Das BayObLG sieht demgegenüber die Beschlussfassung über Einzelabrechnungen insbesondere deshalb als erforderlich an, da Gesamtabrechnung und Einzelabrechnungen in einem untrennbaren Zusammenhang stehen. Macht z. B. ein Eigentümer geltend, er habe höhere Vorauszahlungen geleistet als vom Verwalter angenommen und angesetzt, so berührt dies nicht nur die spezielle Einzelabrechnung, sondern auch die Gesamtabrechnung, weil dadurch die Höhe der Gesamteinnahmen infrage gestellt wird. Andererseits hängen aber auch die Einzelabrechnungen untereinander zusammen; macht z. B. ein Eigentümer geltend, der Verwalter habe bei der Umlegung eines Einzelausgabenpostens einen unzutreffenden Verteilungsschlüssel zugrunde gelegt, so betrifft dies sämtliche Einzelabrechnungen, allerdings nicht die Gesamtabrechnung (vgl. auch Demharter WuM 1990, 97; früher sprach das BayObLG hier von "kommunizierender Wirkung der Einzelabrechnungen untereinander"). Durch die Beschlussfassung der Eigentümer auch über die Einzelabrechnungen wird mit Wirkung für und gegen alle Eigentümer verbindlich festgelegt, welchen Restbetrag Eigentümer noch schulden oder welchen Betrag sie als Überzahlung zurückerhalten. Damit sind unterschiedliche Auffassungen auch über die Einzelabrechnungen in der Wohnungseigentümerversammlung auszutragen und werden nur bei nicht möglicher Klärung in das gerichtliche Verfahren über Beschlussanfechtung verlagert. Sowohl für Gesamtabrechnung als auch für Einzelabrechnungen sind jeweils die Einnahmen und Ausgaben zu saldieren. Beschlussgegenstand sind deshalb entgegen der Auffassung der Vorinstanzen nicht nur die Gesamtausgaben bzw. die auf den einzelnen Eigentümer entfallenden Anteile hieran; vielmehr ist auch die Einnahmenseite jeweils in die Beschlussfassung miteinzubeziehen.
Link zur Entscheidung
( BayObLG, Beschluss vom 23.05.1990, BReg 2 Z 44/90= WE 9/91, 258)
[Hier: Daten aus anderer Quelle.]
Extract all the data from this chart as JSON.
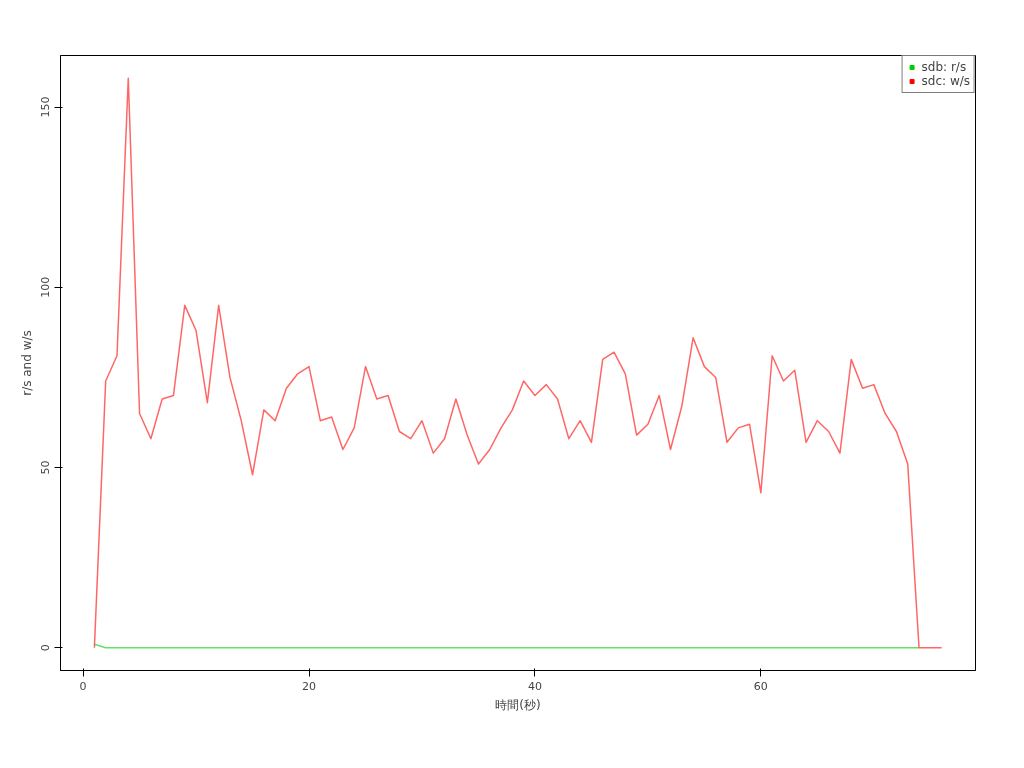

zu Gruppe 4: Wohnungseigentumsverwaltung
Anmerkung:
Diese Entscheidung manifestiert erneut zum einen die Grundsätze der geforderten Einnahmen-Ausgabenüberschussabrechnung im Wohnungseigentumsrecht und zum anderen das Erfordernis einer Beschlussfassung auch über Einzelabrechnungen (aufgrund der kommunizierenden Wirkungen der Einzelabrechnungen untereinander und der evtl. Effekte einzelner unrichtiger Abrechnungen auf die Gesamtabrechnung); vgl. auch Deckert, NJW 89, 1065.